The answer advertised is Guthrie's, who is furious that I have taken no notice of his History. I shall take as little of his pamphlet; but his end will be answered, if he sells that and one or two copies of his
History. Mr. Hume, I am told, has drawn up an answer too, which I shall see, and, if I can, will get him to publish; for, if I should ever choose to say any thing more on this subject, I had rather reply to him than to
hackney-writers: –to the latter, indeed, I never will reply. A few notes I have to add that
will be very material; and I wish to get some account of a book that was once sold at Osborn's, that
exists perhaps at Cambridge, and of which I found a memorandum t'other day in my note-book. It is called A paradox, or apology for
Richard III. by sir William Cornwallis. If you could discover it, I should be much obliged to you.

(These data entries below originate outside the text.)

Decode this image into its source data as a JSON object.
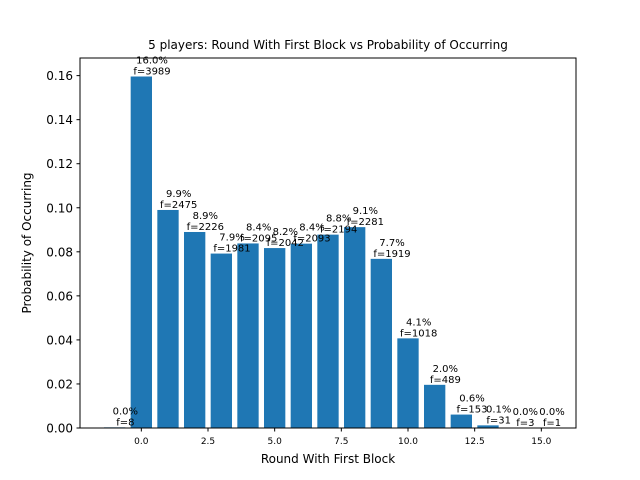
{
  "chart_data": {
    "type": "bar",
    "title": "5 players: Round With First Block vs Probability of Occurring",
    "xlabel": "Round With First Block",
    "ylabel": "Probability of Occurring",
    "bar_color": "#1f77b4",
    "xlim": [
      -2.3,
      16.3
    ],
    "ylim": [
      0,
      0.168
    ],
    "x_ticks": [
      0.0,
      2.5,
      5.0,
      7.5,
      10.0,
      12.5,
      15.0
    ],
    "x_tick_labels": [
      "0.0",
      "2.5",
      "5.0",
      "7.5",
      "10.0",
      "12.5",
      "15.0"
    ],
    "y_ticks": [
      0.0,
      0.02,
      0.04,
      0.06,
      0.08,
      0.1,
      0.12,
      0.14,
      0.16
    ],
    "y_tick_labels": [
      "0.00",
      "0.02",
      "0.04",
      "0.06",
      "0.08",
      "0.10",
      "0.12",
      "0.14",
      "0.16"
    ],
    "grid": false,
    "bars": [
      {
        "x": -1,
        "value": 0.0003,
        "pct": "0.0%",
        "freq": "f=8"
      },
      {
        "x": 0,
        "value": 0.1596,
        "pct": "16.0%",
        "freq": "f=3989"
      },
      {
        "x": 1,
        "value": 0.099,
        "pct": "9.9%",
        "freq": "f=2475"
      },
      {
        "x": 2,
        "value": 0.089,
        "pct": "8.9%",
        "freq": "f=2226"
      },
      {
        "x": 3,
        "value": 0.0792,
        "pct": "7.9%",
        "freq": "f=1981"
      },
      {
        "x": 4,
        "value": 0.0838,
        "pct": "8.4%",
        "freq": "f=2095"
      },
      {
        "x": 5,
        "value": 0.0817,
        "pct": "8.2%",
        "freq": "f=2042"
      },
      {
        "x": 6,
        "value": 0.0837,
        "pct": "8.4%",
        "freq": "f=2093"
      },
      {
        "x": 7,
        "value": 0.0878,
        "pct": "8.8%",
        "freq": "f=2194"
      },
      {
        "x": 8,
        "value": 0.0912,
        "pct": "9.1%",
        "freq": "f=2281"
      },
      {
        "x": 9,
        "value": 0.0768,
        "pct": "7.7%",
        "freq": "f=1919"
      },
      {
        "x": 10,
        "value": 0.0407,
        "pct": "4.1%",
        "freq": "f=1018"
      },
      {
        "x": 11,
        "value": 0.0196,
        "pct": "2.0%",
        "freq": "f=489"
      },
      {
        "x": 12,
        "value": 0.0061,
        "pct": "0.6%",
        "freq": "f=153"
      },
      {
        "x": 13,
        "value": 0.0012,
        "pct": "0.1%",
        "freq": "f=31"
      },
      {
        "x": 14,
        "value": 0.0001,
        "pct": "0.0%",
        "freq": "f=3"
      },
      {
        "x": 15,
        "value": 4e-05,
        "pct": "0.0%",
        "freq": "f=1"
      }
    ]
  }
}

Lord Sandwich, with whom I have not exchanged a syllable since the general warrants, very obligingly sent me an account of the roll at Kimbolton; and has since, at my desire, borrowed it for me and sent it to town. It is as long as my lord Lyttelton's History; but by what I can read of it (for it is both ill-written and much decayed), it is not a roll of kings, but of all that have been possessed of, or been earls of Warwick: or have not–for one of the first earls is Æneas. How, or wherefore, I do not know, but amongst the first is Richard III. in whose reign it was finished, and with whom it concludes. He is there again with his wife and son, and Edward IV. and Clarence and his wife, and Edward their son (who unluckily is a little old man), and Margaret countess of Salisbury, their daughter–But why do I say with these? There is every body else too–and what is most meritorious, the habits of all the times are admirably well observed from the most savage ages. Each figure is tricked with a pen, well drawn, but neither coloured nor shaded. Richard is straight, but thinner than my print; his hair short, and exactly curled in the same manner; not so handsome as mine, but what one might really believe intended for the same countenance, as drawn by a different painter, especially when so small; for the figures in general are not so long as one's finger. His queen is ugly, and with just such a square forehead as in my print, but I cannot say like it. Nor, indeed, where forty-five figures out of fifty (I have not counted the number) must have been imaginary, can one lay great stress on the five. I shall, however, have these figures copied, especially as I know of no other image of the son. Mr. Astle is to come to me to-morrow morning to explain the writing.
I wish you had told me in what age your Franciscan friars lived; and what the passage in Comines is. I am very ready to make amende honorable.
Thank you for the notes on the Noble Authors. They shall be inserted when I make a new edition, for the sake of the trouble the person has taken, though they are of little consequence. Dodsley has asked me for a new edition; but I have had little heart to undertake such work, no more than to mend my old linen. It is pity one cannot be born an ancient, and have commentators to do such jobs for one!
On reading over your letter again this morning, I do find the age in which the friars lived–I read and write in such a hurry, that I think I neither know what I read or say.